As an extension of this question , I would now like to have not only the filename, but the directories up to k positions back. Here's the problem:
I have directories named RUN1
, RUN2
, and RUN3
Each directory has some files. Directory RUN1
has files mod1_1.csv
, mod1_2.csv
, mod1_3.csv
. Directory RUN2
has files mod2_1.csv
, mod2_2.csv
, mod3_3.csv
, etc.
The contents of mod1_1.csv
file look like this:
5.71 6.66 5.52 6.90
5.78 6.69 5.55 6.98
5.77 6.63 5.73 6.91
And mod1_2.csv
looks like this:
5.73 6.43 5.76 6.57
5.79 6.20 5.10 7.01
5.71 6.21 5.34 6.81
In RUN2, mod2_1.csv looks like this:
5.72 6.29 5.39 5.59
5.71 6.10 5.10 7.34
5.70 6.23 5.23 6.45
And mod2_2.csv looks like this:
5.72 6.29 5.39 5.69
5.71 6.10 5.10 7.32
5.70 6.23 5.23 6.21
My goal is to obtain the line with the smallest value of column 4 for each RUN* directory, and write that and the model which gave it and part of the path to a new .csv file. Right now, I have this code:
#!/bin/bash
resultfile="best_results_mlp_onelayer.txt"

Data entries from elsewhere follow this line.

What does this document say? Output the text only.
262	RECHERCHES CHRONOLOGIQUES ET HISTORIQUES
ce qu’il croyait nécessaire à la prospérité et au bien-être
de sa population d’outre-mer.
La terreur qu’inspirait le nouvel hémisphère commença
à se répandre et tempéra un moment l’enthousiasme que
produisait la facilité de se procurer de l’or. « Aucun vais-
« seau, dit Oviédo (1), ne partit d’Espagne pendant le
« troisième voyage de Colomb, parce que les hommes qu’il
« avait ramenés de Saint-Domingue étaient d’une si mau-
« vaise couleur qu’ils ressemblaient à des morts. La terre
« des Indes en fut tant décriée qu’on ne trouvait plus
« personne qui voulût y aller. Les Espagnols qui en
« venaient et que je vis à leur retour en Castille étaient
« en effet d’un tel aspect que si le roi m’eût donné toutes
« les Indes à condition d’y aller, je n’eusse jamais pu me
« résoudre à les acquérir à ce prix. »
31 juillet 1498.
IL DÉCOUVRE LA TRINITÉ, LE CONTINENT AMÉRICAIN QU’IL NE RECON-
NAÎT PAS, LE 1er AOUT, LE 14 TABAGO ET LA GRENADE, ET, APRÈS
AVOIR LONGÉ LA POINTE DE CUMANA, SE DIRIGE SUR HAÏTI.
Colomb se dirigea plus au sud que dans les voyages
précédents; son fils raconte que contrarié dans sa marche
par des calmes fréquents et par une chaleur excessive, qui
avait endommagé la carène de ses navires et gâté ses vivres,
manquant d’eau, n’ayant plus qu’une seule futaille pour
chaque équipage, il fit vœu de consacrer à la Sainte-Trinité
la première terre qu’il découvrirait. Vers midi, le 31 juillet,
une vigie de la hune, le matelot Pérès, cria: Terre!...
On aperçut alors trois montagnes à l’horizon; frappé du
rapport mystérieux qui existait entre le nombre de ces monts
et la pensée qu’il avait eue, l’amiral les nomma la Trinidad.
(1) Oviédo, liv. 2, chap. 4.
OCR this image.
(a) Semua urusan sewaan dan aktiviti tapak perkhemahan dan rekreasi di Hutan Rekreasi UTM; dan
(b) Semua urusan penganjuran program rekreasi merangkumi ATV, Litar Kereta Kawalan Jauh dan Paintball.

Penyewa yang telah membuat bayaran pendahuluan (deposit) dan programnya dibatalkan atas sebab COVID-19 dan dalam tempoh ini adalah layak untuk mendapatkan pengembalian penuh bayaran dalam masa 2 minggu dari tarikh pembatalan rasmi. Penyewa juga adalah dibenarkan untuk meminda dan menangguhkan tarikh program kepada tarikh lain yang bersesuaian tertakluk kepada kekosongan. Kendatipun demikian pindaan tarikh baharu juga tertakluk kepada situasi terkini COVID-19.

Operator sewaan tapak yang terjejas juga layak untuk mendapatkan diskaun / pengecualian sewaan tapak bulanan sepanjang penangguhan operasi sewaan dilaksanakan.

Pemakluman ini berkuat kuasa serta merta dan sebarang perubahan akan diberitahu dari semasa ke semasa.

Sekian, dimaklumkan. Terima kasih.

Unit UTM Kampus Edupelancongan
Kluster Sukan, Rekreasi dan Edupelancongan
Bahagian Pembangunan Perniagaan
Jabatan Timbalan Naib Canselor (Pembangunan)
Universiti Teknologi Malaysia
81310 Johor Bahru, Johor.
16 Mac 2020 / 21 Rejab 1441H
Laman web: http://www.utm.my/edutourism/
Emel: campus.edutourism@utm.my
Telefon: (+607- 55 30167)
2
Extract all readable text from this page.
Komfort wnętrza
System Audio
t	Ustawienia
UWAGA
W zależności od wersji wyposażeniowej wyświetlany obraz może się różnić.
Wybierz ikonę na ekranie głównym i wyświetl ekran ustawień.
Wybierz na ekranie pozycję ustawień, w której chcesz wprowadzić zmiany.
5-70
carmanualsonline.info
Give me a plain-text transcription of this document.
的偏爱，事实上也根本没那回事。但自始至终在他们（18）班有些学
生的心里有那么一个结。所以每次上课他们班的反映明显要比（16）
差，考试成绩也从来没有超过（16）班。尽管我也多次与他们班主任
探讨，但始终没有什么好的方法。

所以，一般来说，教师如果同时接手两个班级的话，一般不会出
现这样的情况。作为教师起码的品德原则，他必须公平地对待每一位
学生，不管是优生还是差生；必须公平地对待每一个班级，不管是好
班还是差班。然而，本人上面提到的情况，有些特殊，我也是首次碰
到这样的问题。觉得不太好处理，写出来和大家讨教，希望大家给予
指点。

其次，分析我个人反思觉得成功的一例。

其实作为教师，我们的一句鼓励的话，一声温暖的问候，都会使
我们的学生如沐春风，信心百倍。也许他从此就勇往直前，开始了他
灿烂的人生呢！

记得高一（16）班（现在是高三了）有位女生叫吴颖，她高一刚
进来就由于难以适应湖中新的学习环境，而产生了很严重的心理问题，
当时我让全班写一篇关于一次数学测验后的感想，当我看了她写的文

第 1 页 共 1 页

for d in $(find . -type d -name 'RUN*' | sort);
do
find "$d" -type f -name 'mod*' -exec awk '{print $0, FILENAME}' {} \;|sort -k4 -g |head -1 >> "$resultfile"
done
This gives me:
5.73 6.43 5.76 6.57 ./RUN_1/mod1_2.csv
5.72 6.29 5.39 5.59 ./RUN_2/mod2_1.csv
But I would like a .csv file with these contents:
5.73 6.43 5.76 6.57 ./DIR1/DIR2/DIR3/RUN_1/mod1_2.csv
5.72 6.29 5.39 5.59 ./DIR1/DIR2/DIR3/RUN_2/mod2_1.csv
where my pwd is /DIRk/DIRm/DIRl/DIR1/DIR2/DIR3
EDIT:
Based on a reply, what I mean by 'k positions back' is:
Right now, my code gives me ./RUN_1/mod1_2.csv
as the last column value in the first row. To me, that is a pwd 'one position back', because it shows the directory where the file mod1_2.csv
is located. I would like the path '4 positions back'. That is, I would like ./DIR1/DIR2/DIR3/RUN_1/mod1_2.csv
. I said 'k' because that's a common placeholder, and I was hoping I could just substitute a number in there.